La deuxième hypothèse serait la motivation fiscale. Le canton de Vaud a été choisi par Alexandre Van Damme comme il le fut auparavant par l’homme d’affaires Ingvar Kamprad (IKEA), le champion de F1 Michael Schumacher, le chanteur Phil Collins ou le couple Fanny et Nick Rodwell, les gestionnaires d’un autre symbole de la Belgique (Tintin). Ce canton de Suisse romande applique le forfait fiscal ou l’impôt sur la dépense, soit un système « qui permet aux contribuables résidant en Suisse de payer un impôt calculé sur la base de leurs dépenses ainsi que du coût de la vie en lieu et place des impôts ordinaires sur le revenu et la fortune ». Seuls les ressortissants étrangers ont accès à ce forfait. Ils ne peuvent pas mener en Suisse d’activité lucrative. Comme l’explique Anton van Zantbeek, associé au bureau d’avocats Rivus (cabinet présent en Belgique et en Suisse), « cela signifie concrètement un impôt minimal d’environ 150 000 francs suisses (137 000 euros). Ce système est seulement intéressant pour les super-riches. »

Pour donner une idée de cet intérêt, Attac Suisse a tenté une projection de l’impôt sur la fortune d’Ingvar Kamprad, avançant « qu’il paie un forfait fiscal de 200 000 francs annuels depuis 1976. Sur la base d’une estimation minimale de ses revenus, c’est 500 millions de francs qu’il devrait payer, soit 2 500 fois plus ».

Concernant Alexandre Van Damme, la holding familiale luxembourgeoise EPS a payé à ses 200 actionnaires 1,66 milliard de dividendes l’année dernière. Dont 300 millions reviendraient à Alexandre Van Damme selon nos calculs.
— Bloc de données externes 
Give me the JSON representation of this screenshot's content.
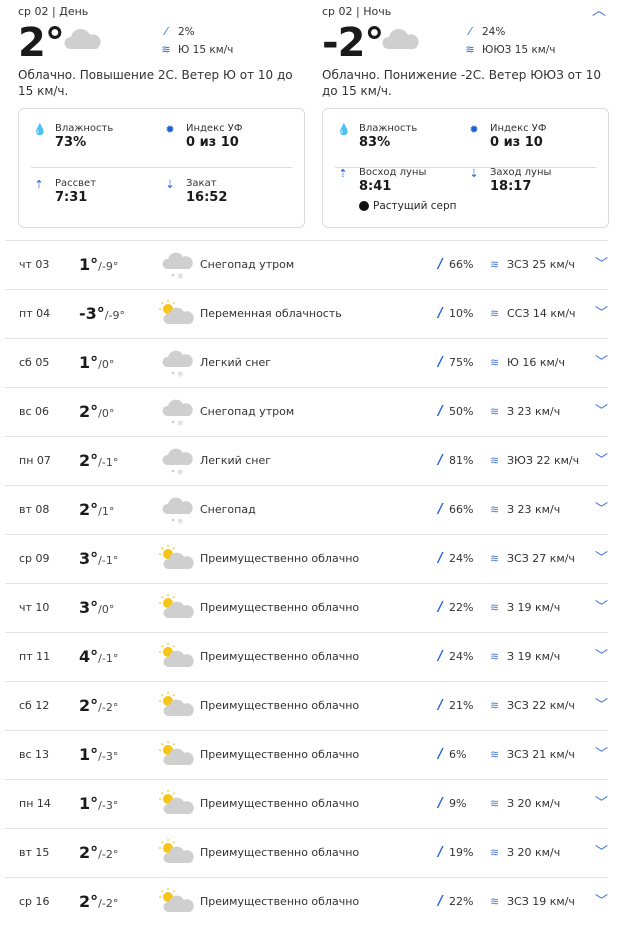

Or, la moyenne des forfaits fiscaux dans le Vaud avoisine les 143 000 francs suisses (131 000 euros). Une très faible somme au regard des dividendes d’Alexandre Van Damme. Si ce dernier souhaitait toucher en tant que personne physique ces montants astronomiques, la perte se chiffrerait alors du côté de l’État belge en dizaines de millions d’euros. En effet, le fisc belge prélève un impôt de 27 % sur les dividendes de sociétés luxembourgeoises.
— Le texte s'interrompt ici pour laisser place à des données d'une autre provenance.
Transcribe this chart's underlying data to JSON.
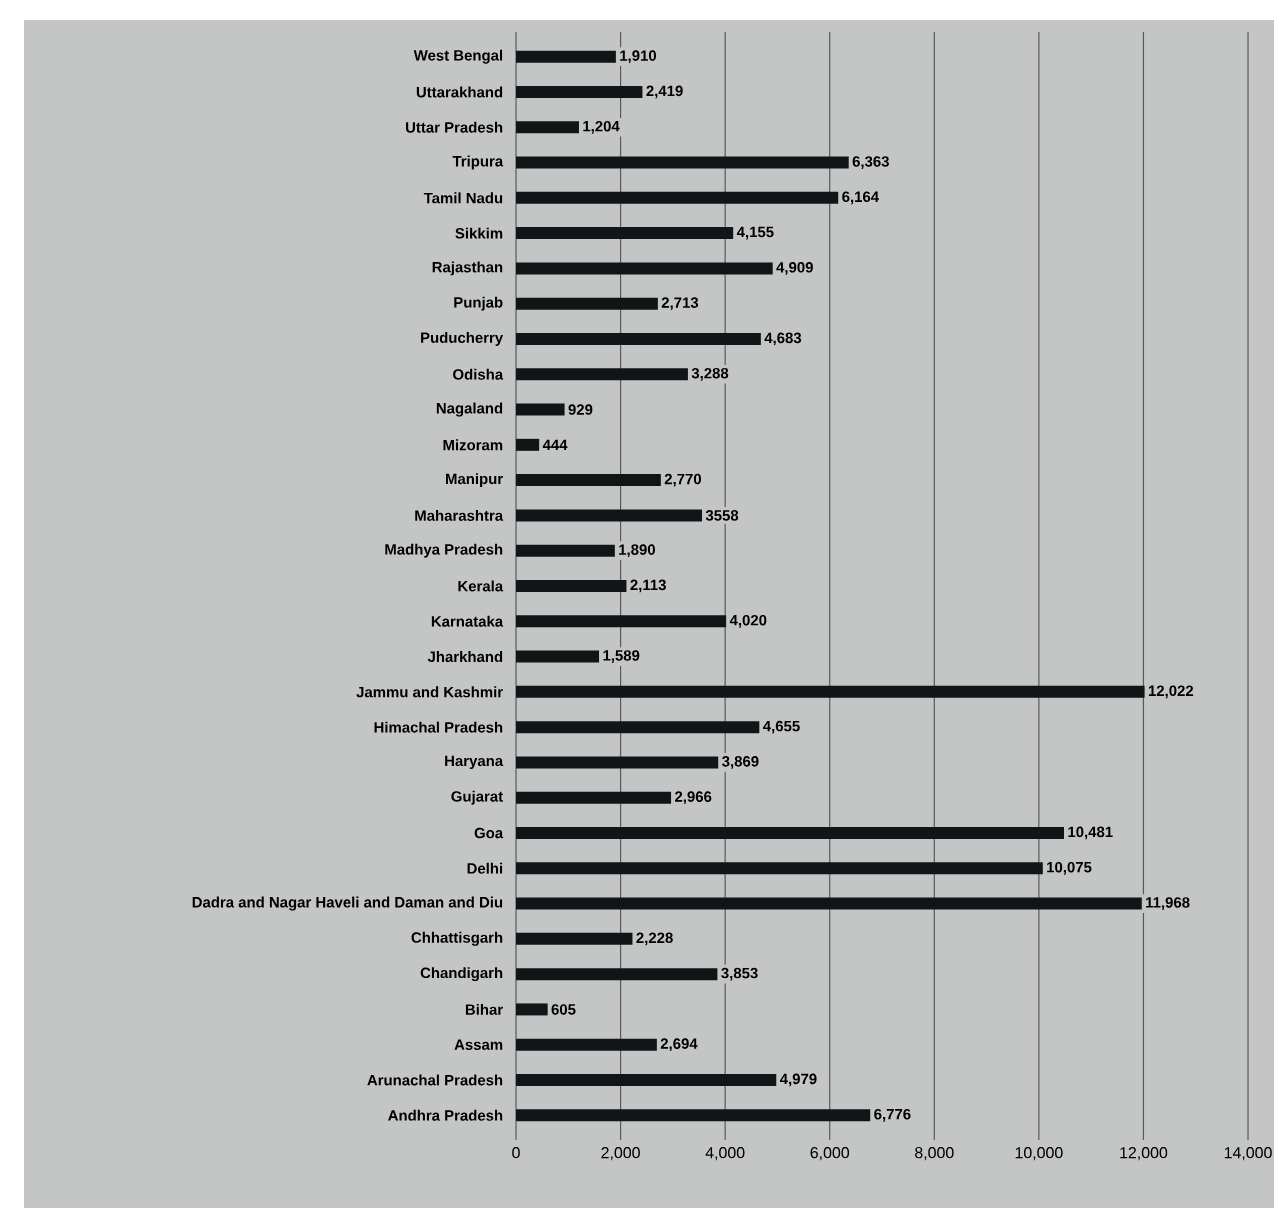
{
  "chart_data": {
    "type": "bar",
    "orientation": "horizontal",
    "categories": [
      "West Bengal",
      "Uttarakhand",
      "Uttar Pradesh",
      "Tripura",
      "Tamil Nadu",
      "Sikkim",
      "Rajasthan",
      "Punjab",
      "Puducherry",
      "Odisha",
      "Nagaland",
      "Mizoram",
      "Manipur",
      "Maharashtra",
      "Madhya Pradesh",
      "Kerala",
      "Karnataka",
      "Jharkhand",
      "Jammu and Kashmir",
      "Himachal Pradesh",
      "Haryana",
      "Gujarat",
      "Goa",
      "Delhi",
      "Dadra and Nagar Haveli and Daman and Diu",
      "Chhattisgarh",
      "Chandigarh",
      "Bihar",
      "Assam",
      "Arunachal Pradesh",
      "Andhra Pradesh"
    ],
    "values": [
      1910,
      2419,
      1204,
      6363,
      6164,
      4155,
      4909,
      2713,
      4683,
      3288,
      929,
      444,
      2770,
      3558,
      1890,
      2113,
      4020,
      1589,
      12022,
      4655,
      3869,
      2966,
      10481,
      10075,
      11968,
      2228,
      3853,
      605,
      2694,
      4979,
      6776
    ],
    "value_labels": [
      "1,910",
      "2,419",
      "1,204",
      "6,363",
      "6,164",
      "4,155",
      "4,909",
      "2,713",
      "4,683",
      "3,288",
      "929",
      "444",
      "2,770",
      "3558",
      "1,890",
      "2,113",
      "4,020",
      "1,589",
      "12,022",
      "4,655",
      "3,869",
      "2,966",
      "10,481",
      "10,075",
      "11,968",
      "2,228",
      "3,853",
      "605",
      "2,694",
      "4,979",
      "6,776"
    ],
    "color": "#111518",
    "xlim": [
      0,
      14000
    ],
    "xticks": [
      0,
      {
        "value": 2000,
        "label": "2,000"
      },
      {
        "value": 4000,
        "label": "4,000"
      },
      {
        "value": 6000,
        "label": "6,000"
      },
      {
        "value": 8000,
        "label": "8,000"
      },
      {
        "value": 10000,
        "label": "10,000"
      },
      {
        "value": 12000,
        "label": "12,000"
      },
      {
        "value": 14000,
        "label": "14,000"
      }
    ],
    "grid": "x"
  }
}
Fin 2014, 5 382 « très riches » ont profité de l’impôt forfaitaire suisse. Un sur quatre était installé dans le canton de Vaud. Impossible de savoir avec certitude si Alexandre Van Damme bénéficiera de ce forfait. « Information confidentielle », précise-t-on du côté de la commune de Chéserex (Nyon).
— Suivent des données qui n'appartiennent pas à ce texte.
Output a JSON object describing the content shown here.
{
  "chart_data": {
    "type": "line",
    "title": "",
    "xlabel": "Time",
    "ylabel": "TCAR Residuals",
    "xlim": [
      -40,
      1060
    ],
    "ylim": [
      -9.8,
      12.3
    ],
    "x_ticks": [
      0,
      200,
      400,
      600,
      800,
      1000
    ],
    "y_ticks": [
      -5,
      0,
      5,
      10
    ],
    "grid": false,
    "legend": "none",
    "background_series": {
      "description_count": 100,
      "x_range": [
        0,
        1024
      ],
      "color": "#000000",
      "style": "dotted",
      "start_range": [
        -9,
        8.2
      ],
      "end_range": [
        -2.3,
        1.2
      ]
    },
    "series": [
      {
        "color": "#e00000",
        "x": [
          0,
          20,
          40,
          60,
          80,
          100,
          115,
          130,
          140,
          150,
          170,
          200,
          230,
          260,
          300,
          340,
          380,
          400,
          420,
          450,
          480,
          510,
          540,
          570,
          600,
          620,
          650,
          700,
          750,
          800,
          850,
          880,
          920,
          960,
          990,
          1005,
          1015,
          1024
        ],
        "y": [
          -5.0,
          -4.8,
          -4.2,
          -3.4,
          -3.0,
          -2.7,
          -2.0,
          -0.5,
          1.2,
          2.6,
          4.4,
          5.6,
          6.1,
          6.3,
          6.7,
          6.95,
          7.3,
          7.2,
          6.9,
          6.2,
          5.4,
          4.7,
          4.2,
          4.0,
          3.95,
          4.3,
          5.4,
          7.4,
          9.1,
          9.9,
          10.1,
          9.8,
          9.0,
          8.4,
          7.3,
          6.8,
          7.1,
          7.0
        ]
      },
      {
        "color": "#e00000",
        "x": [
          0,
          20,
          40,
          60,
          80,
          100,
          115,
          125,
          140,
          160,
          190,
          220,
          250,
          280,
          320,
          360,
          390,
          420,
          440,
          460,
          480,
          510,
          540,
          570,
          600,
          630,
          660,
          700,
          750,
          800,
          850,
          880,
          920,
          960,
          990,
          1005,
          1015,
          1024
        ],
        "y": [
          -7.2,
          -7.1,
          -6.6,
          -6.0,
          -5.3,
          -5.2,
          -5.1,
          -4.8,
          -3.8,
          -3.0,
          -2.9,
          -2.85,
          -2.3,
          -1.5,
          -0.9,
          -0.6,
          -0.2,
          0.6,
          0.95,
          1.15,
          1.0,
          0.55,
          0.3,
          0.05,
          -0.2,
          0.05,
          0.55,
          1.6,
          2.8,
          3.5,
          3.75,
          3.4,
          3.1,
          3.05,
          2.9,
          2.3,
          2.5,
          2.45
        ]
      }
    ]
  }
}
Autre avantage pour Alexandre Van Damme, à la suite de son déménagement : il lui permettra, le cas échéant, d’éviter de lourds droits de succession en Belgique. « Vous pouvez, en Suisse, passer un pacte successoral, détaille Anton van Zantbeek. Soit un accord liant vos héritiers à propos de votre succession. Cela évite toute dispute entre eux. Tout est distribué selon ce qui est prévu dans ce contrat après votre décès. En Belgique, par contre, vous ne pouvez pas passer ce type d’accord sur un héritage. »

Parmi les autres arguments avancés par l’avocat : la stabilité fiscale en Suisse (peu de changements de législation, contrairement à la situation en Belgique) et des dépenses publiques sous contrôle. Ces arguments très financiers ont-ils achevé de convaincre le fébrile Alexandre Van Damme de s’exiler en Suisse ? Contacté via son bras droit, Maximilien de Limbourg, Alexandre Van Damme n’a pas souhaité commenter ces informations.